We Avoided the Fiscal Cliff!... Now What?

We all safely made it past the end of 2012 without falling off the fiscal cliff.  So, many are asking, what exactly happened?  And what sort of deal was made to avoid that ominous cliff?  Here are just a few of the tax-related points that found their way into the deal and that may affect you and the taxes you pay:

The number one point is that the payroll tax did go up, as expected.  There never seemed to be any doubt that it would.  Wage earners are now contributing another 2% of each paycheck via the social security tax.  This has already gone into effect and you have probably noticed a difference in your 2013 paychecks.

Another point that won't affect as many taxpayers is that the estate tax exemption remains at $5 million (plus even a little more for inflation).  The estate tax rate, however, did increase from 35% to 40%, but keep in mind that only affects estates worth over $5 million. 
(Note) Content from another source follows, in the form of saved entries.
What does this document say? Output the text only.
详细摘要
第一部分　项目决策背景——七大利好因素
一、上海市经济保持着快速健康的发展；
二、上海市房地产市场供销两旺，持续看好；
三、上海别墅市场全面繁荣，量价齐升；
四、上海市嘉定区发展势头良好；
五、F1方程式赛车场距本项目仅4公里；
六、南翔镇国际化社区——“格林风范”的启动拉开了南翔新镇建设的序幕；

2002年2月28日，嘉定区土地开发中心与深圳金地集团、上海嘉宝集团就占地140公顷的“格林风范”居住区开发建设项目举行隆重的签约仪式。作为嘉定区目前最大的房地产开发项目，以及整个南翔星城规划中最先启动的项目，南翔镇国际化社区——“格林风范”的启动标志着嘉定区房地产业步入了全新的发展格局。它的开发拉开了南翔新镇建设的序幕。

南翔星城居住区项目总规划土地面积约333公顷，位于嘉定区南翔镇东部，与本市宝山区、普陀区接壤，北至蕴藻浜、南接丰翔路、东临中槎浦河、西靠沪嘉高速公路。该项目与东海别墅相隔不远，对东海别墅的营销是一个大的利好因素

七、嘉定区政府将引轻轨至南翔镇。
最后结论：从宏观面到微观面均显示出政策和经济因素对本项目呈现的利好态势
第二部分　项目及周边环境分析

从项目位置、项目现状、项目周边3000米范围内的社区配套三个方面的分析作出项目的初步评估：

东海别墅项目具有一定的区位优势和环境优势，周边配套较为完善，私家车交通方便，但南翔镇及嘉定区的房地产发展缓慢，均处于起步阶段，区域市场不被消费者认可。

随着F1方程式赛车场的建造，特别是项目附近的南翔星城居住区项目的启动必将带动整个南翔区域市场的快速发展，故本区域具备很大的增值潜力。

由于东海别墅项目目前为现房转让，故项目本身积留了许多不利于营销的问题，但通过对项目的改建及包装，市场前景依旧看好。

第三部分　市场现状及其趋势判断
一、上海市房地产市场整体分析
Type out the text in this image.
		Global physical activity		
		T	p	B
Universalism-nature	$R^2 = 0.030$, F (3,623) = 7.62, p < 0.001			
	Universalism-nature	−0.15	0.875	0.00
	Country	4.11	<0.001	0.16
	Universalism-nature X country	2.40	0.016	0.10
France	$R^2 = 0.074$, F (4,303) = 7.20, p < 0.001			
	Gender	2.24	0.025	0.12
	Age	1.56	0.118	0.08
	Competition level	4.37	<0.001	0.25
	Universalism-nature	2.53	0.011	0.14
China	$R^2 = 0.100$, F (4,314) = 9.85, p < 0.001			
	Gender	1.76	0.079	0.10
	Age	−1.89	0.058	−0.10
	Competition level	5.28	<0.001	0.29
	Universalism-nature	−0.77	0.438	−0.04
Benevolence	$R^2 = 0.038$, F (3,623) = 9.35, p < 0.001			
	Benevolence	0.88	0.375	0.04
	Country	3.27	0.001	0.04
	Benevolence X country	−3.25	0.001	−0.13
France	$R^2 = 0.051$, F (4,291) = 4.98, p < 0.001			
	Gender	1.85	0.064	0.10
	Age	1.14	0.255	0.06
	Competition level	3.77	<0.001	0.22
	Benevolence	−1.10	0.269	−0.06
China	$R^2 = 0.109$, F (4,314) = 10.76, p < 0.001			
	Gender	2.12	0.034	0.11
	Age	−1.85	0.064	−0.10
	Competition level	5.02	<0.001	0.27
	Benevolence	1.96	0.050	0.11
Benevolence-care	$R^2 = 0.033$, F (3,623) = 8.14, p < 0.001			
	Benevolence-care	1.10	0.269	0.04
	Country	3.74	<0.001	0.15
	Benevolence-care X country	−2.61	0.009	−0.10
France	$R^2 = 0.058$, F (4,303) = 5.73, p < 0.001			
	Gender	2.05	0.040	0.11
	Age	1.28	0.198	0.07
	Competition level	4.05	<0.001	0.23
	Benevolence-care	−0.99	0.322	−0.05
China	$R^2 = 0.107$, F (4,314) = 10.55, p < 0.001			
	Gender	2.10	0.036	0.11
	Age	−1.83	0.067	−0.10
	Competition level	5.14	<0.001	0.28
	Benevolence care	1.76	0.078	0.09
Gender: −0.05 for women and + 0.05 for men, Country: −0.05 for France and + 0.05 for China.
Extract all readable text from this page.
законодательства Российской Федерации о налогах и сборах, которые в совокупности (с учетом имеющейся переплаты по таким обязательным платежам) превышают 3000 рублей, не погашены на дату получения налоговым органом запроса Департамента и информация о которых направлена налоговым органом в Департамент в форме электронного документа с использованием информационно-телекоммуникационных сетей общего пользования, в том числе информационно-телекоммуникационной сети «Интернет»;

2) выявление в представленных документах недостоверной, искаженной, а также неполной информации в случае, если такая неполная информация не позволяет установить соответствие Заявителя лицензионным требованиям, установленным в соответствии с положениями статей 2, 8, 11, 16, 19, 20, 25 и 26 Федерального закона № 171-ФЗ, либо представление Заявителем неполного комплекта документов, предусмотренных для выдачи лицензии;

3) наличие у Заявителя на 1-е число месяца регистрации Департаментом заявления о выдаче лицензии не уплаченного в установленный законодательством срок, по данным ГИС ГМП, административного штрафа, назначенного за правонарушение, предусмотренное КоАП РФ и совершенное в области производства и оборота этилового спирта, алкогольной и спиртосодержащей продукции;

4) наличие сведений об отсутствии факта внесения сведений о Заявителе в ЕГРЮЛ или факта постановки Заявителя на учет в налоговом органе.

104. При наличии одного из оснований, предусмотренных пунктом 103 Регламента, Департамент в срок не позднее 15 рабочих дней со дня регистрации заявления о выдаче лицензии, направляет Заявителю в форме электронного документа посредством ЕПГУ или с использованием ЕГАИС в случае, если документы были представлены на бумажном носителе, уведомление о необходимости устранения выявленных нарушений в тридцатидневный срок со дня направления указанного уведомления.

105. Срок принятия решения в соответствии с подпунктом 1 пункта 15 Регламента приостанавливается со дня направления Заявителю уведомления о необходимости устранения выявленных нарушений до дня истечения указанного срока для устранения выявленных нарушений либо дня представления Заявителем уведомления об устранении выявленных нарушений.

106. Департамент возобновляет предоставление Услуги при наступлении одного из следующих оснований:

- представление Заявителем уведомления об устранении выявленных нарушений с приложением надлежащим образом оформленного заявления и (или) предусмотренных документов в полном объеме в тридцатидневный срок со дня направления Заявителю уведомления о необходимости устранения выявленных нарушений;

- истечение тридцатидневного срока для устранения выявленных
Finally, the limits on the tax brackets were adjusted upward from the 2012 limits.  That's not out of the ordinary, but this deal even created a new tax bracket.  The tax tables reflecting the changes can be seen on the IRS website.  Remember, though, the new rates are for 2013.  The taxes we are all preparing to file in April are the 2012 returns, so we still have some time before we feel the effects of this part of the deal. 

As I said, these are just a few of the points of the deal that was made - there is much more to explore if you have the time.  Happy 2013 everyone!